X is for Xyst: A to Z Blogging Challenge 2018

Honestly, I had to check out X-words. I'm on vacation from anything medical this week and I don't play any instruments, so that exhausted my x-ray and xylophone words, leaving the only other X-word I'm familiar with:  xi.

I play xi in Words With Friends anytime I can.  Especially when it lines up with extra word count.  Other than it's a Greek letter I haven't got a clue what it is, so writting a blog post about it is out.

Xyst on the other hand has more word count in WWF.  Besides it has a couple definitions and is a word I can easily pronounce--when I remember the correct pronunciation.

Reading xyst I initially pronounce it zeye-st. Every time. And every time I'm wrong.

It's actually pronounced zist (rhymes with list). Easy-peasy.

According to Collins English Dictionary, a xyst is a long portico.  I already knew a portico was a porch with support columns. But the next part of the definition was news to me--the xyst were used in ancient Greece for athletic events.  No wonder I hadn't a clue--I adamantly avoid anything remotely associated with making me sweat...err...glow.
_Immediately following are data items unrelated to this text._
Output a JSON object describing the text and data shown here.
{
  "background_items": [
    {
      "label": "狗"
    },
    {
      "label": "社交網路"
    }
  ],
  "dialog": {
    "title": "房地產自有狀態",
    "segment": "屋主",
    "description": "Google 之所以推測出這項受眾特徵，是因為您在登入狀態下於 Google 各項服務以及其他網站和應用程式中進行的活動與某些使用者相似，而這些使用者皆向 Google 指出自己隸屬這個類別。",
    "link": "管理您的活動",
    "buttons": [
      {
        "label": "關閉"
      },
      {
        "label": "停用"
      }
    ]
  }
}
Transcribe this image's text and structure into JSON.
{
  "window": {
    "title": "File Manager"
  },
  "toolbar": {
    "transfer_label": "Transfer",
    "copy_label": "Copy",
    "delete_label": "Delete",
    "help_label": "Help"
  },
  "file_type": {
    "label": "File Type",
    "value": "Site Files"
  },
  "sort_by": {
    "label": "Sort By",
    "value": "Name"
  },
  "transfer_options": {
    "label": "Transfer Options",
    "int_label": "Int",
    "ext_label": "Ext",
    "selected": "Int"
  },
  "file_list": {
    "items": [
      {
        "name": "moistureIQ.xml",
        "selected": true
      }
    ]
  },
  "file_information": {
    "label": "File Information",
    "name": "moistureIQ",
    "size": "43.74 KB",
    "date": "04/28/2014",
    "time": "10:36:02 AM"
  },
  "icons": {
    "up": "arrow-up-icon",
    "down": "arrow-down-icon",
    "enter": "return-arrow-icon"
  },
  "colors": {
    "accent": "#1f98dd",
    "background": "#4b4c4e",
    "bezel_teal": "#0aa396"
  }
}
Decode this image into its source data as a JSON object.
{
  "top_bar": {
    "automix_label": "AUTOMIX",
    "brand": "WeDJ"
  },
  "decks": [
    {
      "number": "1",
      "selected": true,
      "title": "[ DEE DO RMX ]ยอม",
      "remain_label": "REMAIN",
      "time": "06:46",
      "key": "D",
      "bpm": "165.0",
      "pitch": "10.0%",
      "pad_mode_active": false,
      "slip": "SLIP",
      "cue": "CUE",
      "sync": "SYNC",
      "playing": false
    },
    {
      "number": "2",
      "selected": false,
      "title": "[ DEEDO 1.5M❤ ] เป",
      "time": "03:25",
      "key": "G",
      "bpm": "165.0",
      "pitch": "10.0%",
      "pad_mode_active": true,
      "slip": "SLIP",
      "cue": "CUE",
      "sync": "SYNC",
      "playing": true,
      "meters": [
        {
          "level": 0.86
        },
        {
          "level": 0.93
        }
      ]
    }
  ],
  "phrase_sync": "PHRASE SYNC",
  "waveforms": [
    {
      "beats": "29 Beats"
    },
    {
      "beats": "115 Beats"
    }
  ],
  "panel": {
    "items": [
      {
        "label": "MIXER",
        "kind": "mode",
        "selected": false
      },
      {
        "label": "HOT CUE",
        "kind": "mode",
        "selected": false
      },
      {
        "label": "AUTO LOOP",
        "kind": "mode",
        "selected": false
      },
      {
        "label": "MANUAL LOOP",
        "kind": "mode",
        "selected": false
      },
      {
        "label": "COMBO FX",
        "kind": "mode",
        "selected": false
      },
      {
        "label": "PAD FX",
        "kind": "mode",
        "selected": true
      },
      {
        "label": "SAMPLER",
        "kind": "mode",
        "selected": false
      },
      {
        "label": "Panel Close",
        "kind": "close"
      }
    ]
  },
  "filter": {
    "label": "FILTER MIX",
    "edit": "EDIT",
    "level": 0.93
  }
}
The good news is, Collins reports a second meaning for xyst (rhymes with list--my reminder to myself).  This definition is much more acceptable to my inner  Southern Belle.  It seems  in ancient Rome, a xyst (rhymes with list) was a covered garden walk--or at least one lined with trees.

Of course, in the south,  tree-lined pathways, gardens, and even streets are in fact covered--especially when the trees are spaced close enough to grow together and form a living canopy. Think of the scene from Forrest Gump, where he's running down that long tree-lined driveway.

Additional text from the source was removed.